Hi BPers (and, I hope, helpful lawyers),

I have read online that one can secure traditional financing while getting asset protection by getting a traditional residential mortgage in one's own name, putting the title in a land trust at closing time and then, after closing, assigning an LLC as the sole beneficiary of that land trust. This is a strategy recommended by some people, especially Chris Coons from Anderson Advisors (see here and here) for reasons explained in those links and at the bottom of this post.

I spoke to a Georgia real estate attorney (closing attorney) earlier today about this and he told me that land trusts are illegal in Georgia. He also suggested that I may be able to achieve the same benefits and protections by following the same strategy using a revocable living trust instead of a land trust.

Is he right?

  1. Are land trusts illegal (or effectively unusable) in Georgia? More to the point, will it be impossible for me to get title insurance with the title held in a land trust (as he says)?
  2. Would a revocable living trust be an acceptable substitute for a land trust if I want to follow this strategy?
  3. Are there drawbacks to this approach (vs. quit-claiming or closing in an LLC and using commercial financing) that I would be wise to consider?

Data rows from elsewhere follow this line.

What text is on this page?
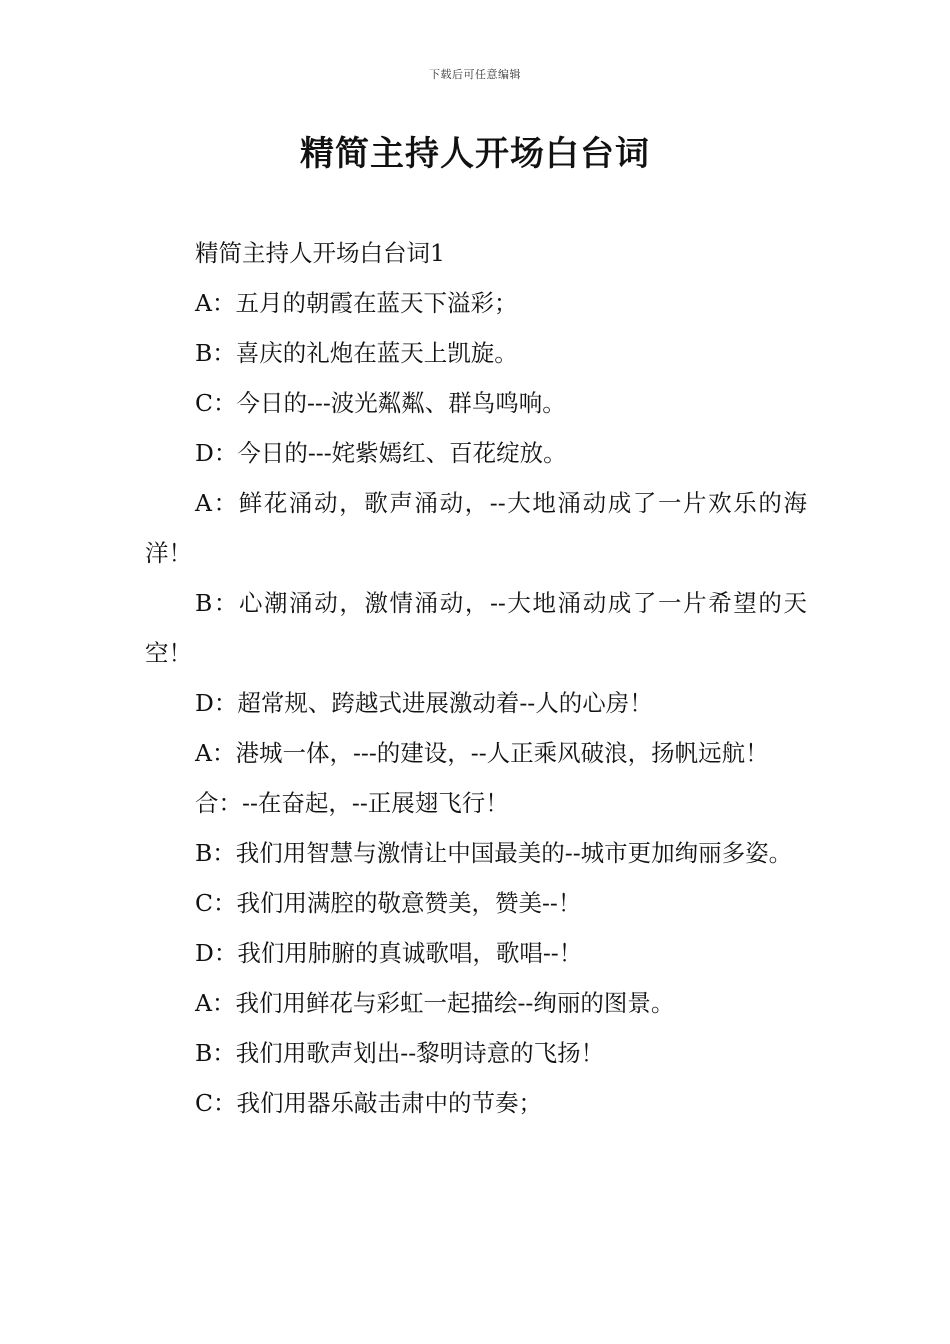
下载后可任意编辑
精简主持人开场白台词

精简主持人开场白台词1

A：五月的朝霞在蓝天下溢彩；

B：喜庆的礼炮在蓝天上凯旋。

C：今日的---波光粼粼、群鸟鸣响。

D：今日的---姹紫嫣红、百花绽放。

A：鲜花涌动，歌声涌动，--大地涌动成了一片欢乐的海洋！

B：心潮涌动，激情涌动，--大地涌动成了一片希望的天空！

D：超常规、跨越式进展激动着--人的心房！

A：港城一体，---的建设，--人正乘风破浪，扬帆远航！

合：--在奋起，--正展翅飞行！

B：我们用智慧与激情让中国最美的--城市更加绚丽多姿。

C：我们用满腔的敬意赞美，赞美--！

D：我们用肺腑的真诚歌唱，歌唱--！

A：我们用鲜花与彩虹一起描绘--绚丽的图景。

B：我们用歌声划出--黎明诗意的飞扬！

C：我们用器乐敲击肃中的节奏；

As many investors know, while doing a quit-claim deed to assign ownership from an individual to an LLC is fairly common practice, it comes with the risk of a traditional loan being called due when a routine title audit discovers the reported change in ownership. That financial risk is what I want to avoid by using a trust, while also achieving inside liability protection via the LLC.

Thanks in advance for any input / non-advice. I know you are not my lawyer!

Note: I intend to check with another GA attorney on this but it would be very nice to get a sanity-check from the experienced folks on this forum.